This page outlines our accuracy benchmarking methodology. For complete details, you can look at the source code, available from benchFFT home page; see also our speed benchmark methodology page.

Measurement

To compute the accuracy of an FFT, we compare the transform of uniform pseudorandom numbers in [-0.5,0.5) with the output of an arbitrary-precision arithmetic FFT (with > 40 decimal places of accuracy). This is the forward error, defined as compare(FFT(x), exactFFT(x)). We also compute the backward error, by finding the input to the arbitrary-precision FFT that gives the same output; i.e. compare(exactInverseFFT(FFT(x)), x).

To compare two arrays, we use

compare(a, b) = ||a – b||n / ||b||n
where ||x||n is the Ln norm of the vector x, defined by:
||x||n = (sum |xi|n)1/n

We compute the error for the L1, L2, and L [= max(|xi|)] norms.

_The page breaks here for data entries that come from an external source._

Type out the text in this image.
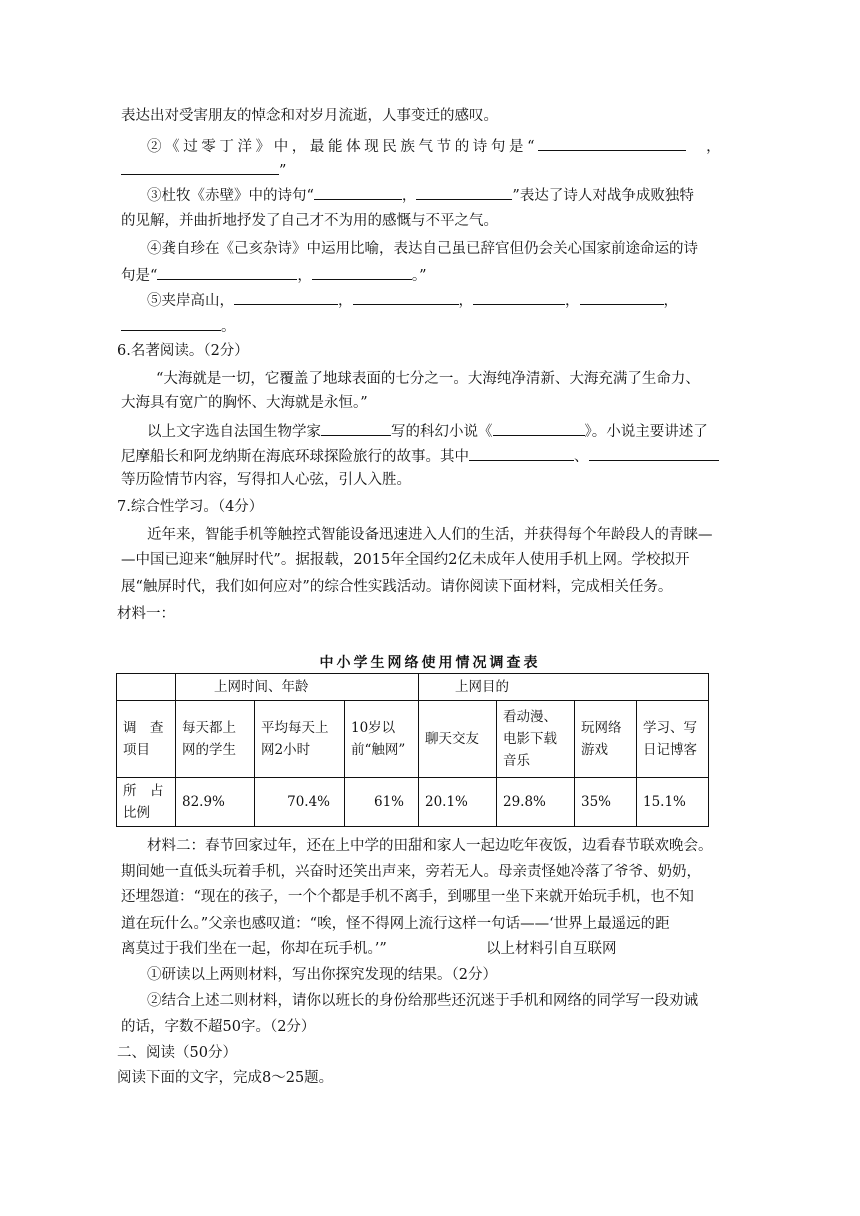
表达出对受害朋友的悼念和对岁月流逝，人事变迁的感叹。
②《过零丁洋》中，最能体现民族气节的诗句是“	，
”
③杜牧《赤壁》中的诗句“	，	”表达了诗人对战争成败独特
的见解，并曲折地抒发了自己才不为用的感慨与不平之气。
④龚自珍在《己亥杂诗》中运用比喻，表达自己虽已辞官但仍会关心国家前途命运的诗
句是“	，	。”
⑤夹岸高山，	，	，	，	，
。
6.名著阅读。（2分）
“大海就是一切，它覆盖了地球表面的七分之一。大海纯净清新、大海充满了生命力、
大海具有宽广的胸怀、大海就是永恒。”
以上文字选自法国生物学家	写的科幻小说《	》。小说主要讲述了
尼摩船长和阿龙纳斯在海底环球探险旅行的故事。其中	、
等历险情节内容，写得扣人心弦，引人入胜。
7.综合性学习。（4分）
近年来，智能手机等触控式智能设备迅速进入人们的生活，并获得每个年龄段人的青睐—
—中国已迎来“触屏时代”。据报载，2015年全国约2亿未成年人使用手机上网。学校拟开
展“触屏时代，我们如何应对”的综合性实践活动。请你阅读下面材料，完成相关任务。
材料一：
中小学生网络使用情况调查表
	上网时间、年龄			上网目的			
调　查 项目	每天都上网的学生	平均每天上网2小时	10岁以前“触网”	聊天交友	看动漫、电影下载音乐	玩网络游戏	学习、写日记博客
所　占 比例	82.9%	70.4%	61%	20.1%	29.8%	35%	15.1%
材料二：春节回家过年，还在上中学的田甜和家人一起边吃年夜饭，边看春节联欢晚会。
期间她一直低头玩着手机，兴奋时还笑出声来，旁若无人。母亲责怪她冷落了爷爷、奶奶，
还埋怨道：“现在的孩子，一个个都是手机不离手，到哪里一坐下来就开始玩手机，也不知
道在玩什么。”父亲也感叹道：“唉，怪不得网上流行这样一句话——‘世界上最遥远的距
离莫过于我们坐在一起，你却在玩手机。’”	以上材料引自互联网
①研读以上两则材料，写出你探究发现的结果。（2分）
②结合上述二则材料，请你以班长的身份给那些还沉迷于手机和网络的同学写一段劝诫
的话，字数不超50字。（2分）
二、阅读（50分）
阅读下面的文字，完成8～25题。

For random input, the L2 forward error of a well-implemented FFT routine grows as O(√log N), where N is the size of the transform (see also our commentary). Because the Fourier transform is a unitary linear transformation, the backward L2 error is equal to the forward L2 error (at least for the complex transform). No such equality exists for the other norms. We computed the backward errors as an additional consistency check, but we do not mean to attach any particular significance to them.

On a given platform, the same random inputs are used for all transforms of the same size and type. Our benchmark program can currently measure the accuracy of 1D transforms only (both complex and real).

Reporting

The plots on our web page contain a selection of the results and the complete, raw data are also available from our ftp site.

Plots

In our graphs of FFT accuracy, we plot the L2 forward error for each FFT, on a log scale, as a function of size.

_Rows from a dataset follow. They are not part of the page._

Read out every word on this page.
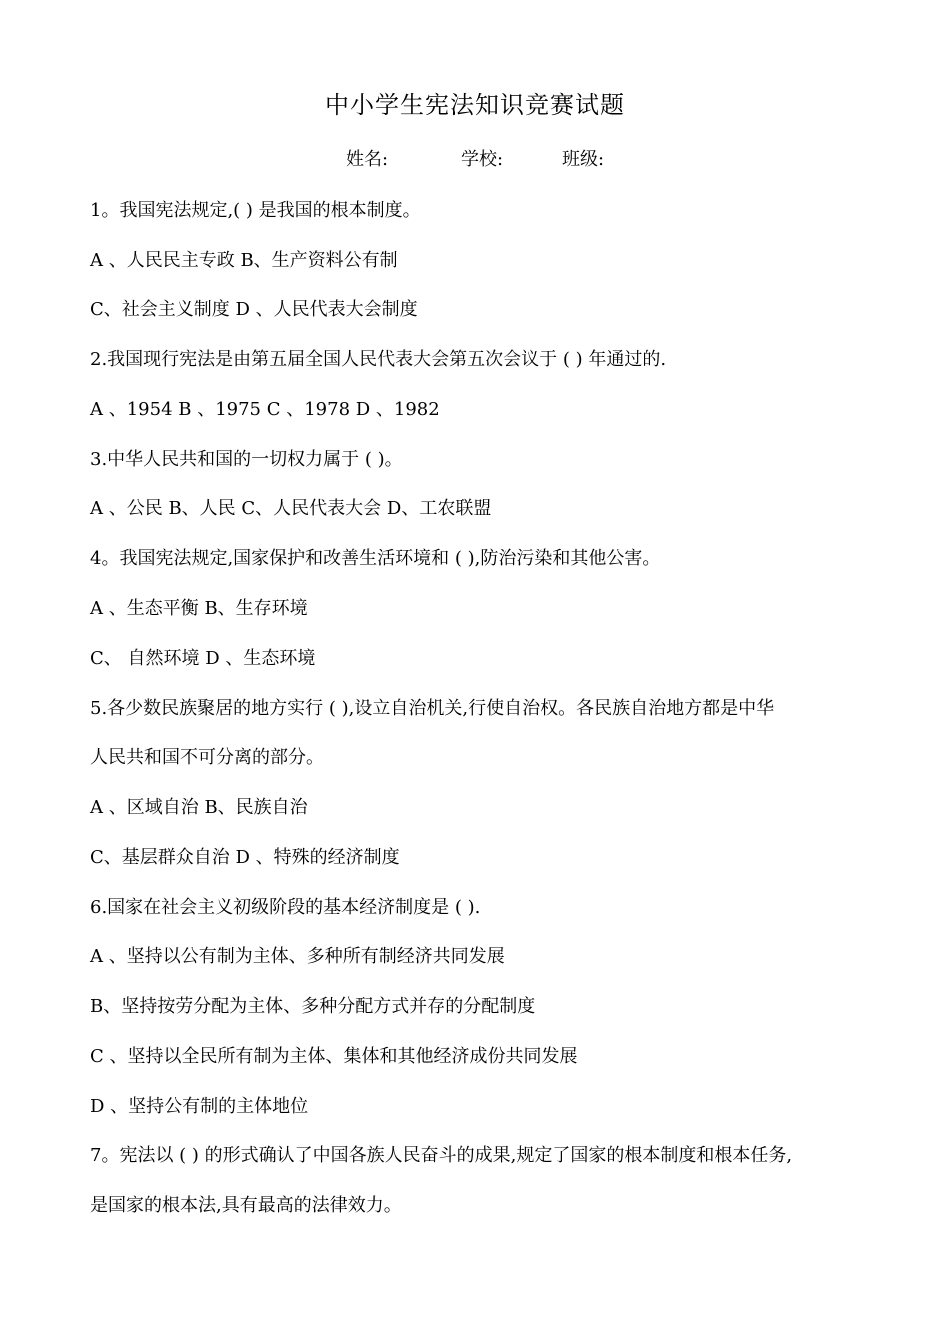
中小学生宪法知识竞赛试题
姓名:	学校:	班级:
1。我国宪法规定,( ) 是我国的根本制度。
A 、人民民主专政 B、生产资料公有制
C、社会主义制度 D 、人民代表大会制度
2.我国现行宪法是由第五届全国人民代表大会第五次会议于 ( ) 年通过的.
A 、1954 B 、1975 C 、1978 D 、1982
3.中华人民共和国的一切权力属于 ( )。
A 、公民 B、人民 C、人民代表大会 D、工农联盟
4。我国宪法规定,国家保护和改善生活环境和 ( ),防治污染和其他公害。
A 、生态平衡 B、生存环境
C、 自然环境 D 、生态环境
5.各少数民族聚居的地方实行 ( ),设立自治机关,行使自治权。各民族自治地方都是中华
人民共和国不可分离的部分。
A 、区域自治 B、民族自治
C、基层群众自治 D 、特殊的经济制度
6.国家在社会主义初级阶段的基本经济制度是 ( ).
A 、坚持以公有制为主体、多种所有制经济共同发展
B、坚持按劳分配为主体、多种分配方式并存的分配制度
C 、坚持以全民所有制为主体、集体和其他经济成份共同发展
D 、坚持公有制的主体地位
7。宪法以 ( ) 的形式确认了中国各族人民奋斗的成果,规定了国家的根本制度和根本任务,
是国家的根本法,具有最高的法律效力。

In order to keep the graphs readable, however, we only plot the "worst" results. That is, when a particular code has several variants (different radices, calling options, etcetera), we only plot the variant that is "on average" the least accurate (with a few exceptions, for codes of particular interest or for variants with radically different characteristics). We also only plot either the forward or the backward transform accuracy, whichever is worse "on average".

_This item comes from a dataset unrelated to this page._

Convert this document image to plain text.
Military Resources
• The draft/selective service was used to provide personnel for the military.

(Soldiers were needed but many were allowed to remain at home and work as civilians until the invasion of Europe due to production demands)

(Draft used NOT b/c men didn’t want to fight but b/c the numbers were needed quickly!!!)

To quantify the "average" accuracy of a routine, and also to reorder the plot legend for improved readability, we define a plot rank for each FFT as follows. First, for each transform size in a plot, we compute a rank = log(error for FFT) / log(error for best FFT for that size). Then, the plot rank of a given FFT is defined as the median of its ranks for all sizes in the plot. The plot rank is only a convenient heuristic to produce useful plots, and it should not be interpreted as an absolute measure of accuracy.

Raw data files

In the raw benchmark data output, the accuracy for all routines, for both forward and backward transforms, is collected in the file host.accuracy in the space-delimited format:

name-of-code transform-type transform-size forward-L1 forward-L2 forward-L backward-L1 backward-L2 backward-L

where transform-type is a four-character string as described in our speed benchmark methodology page.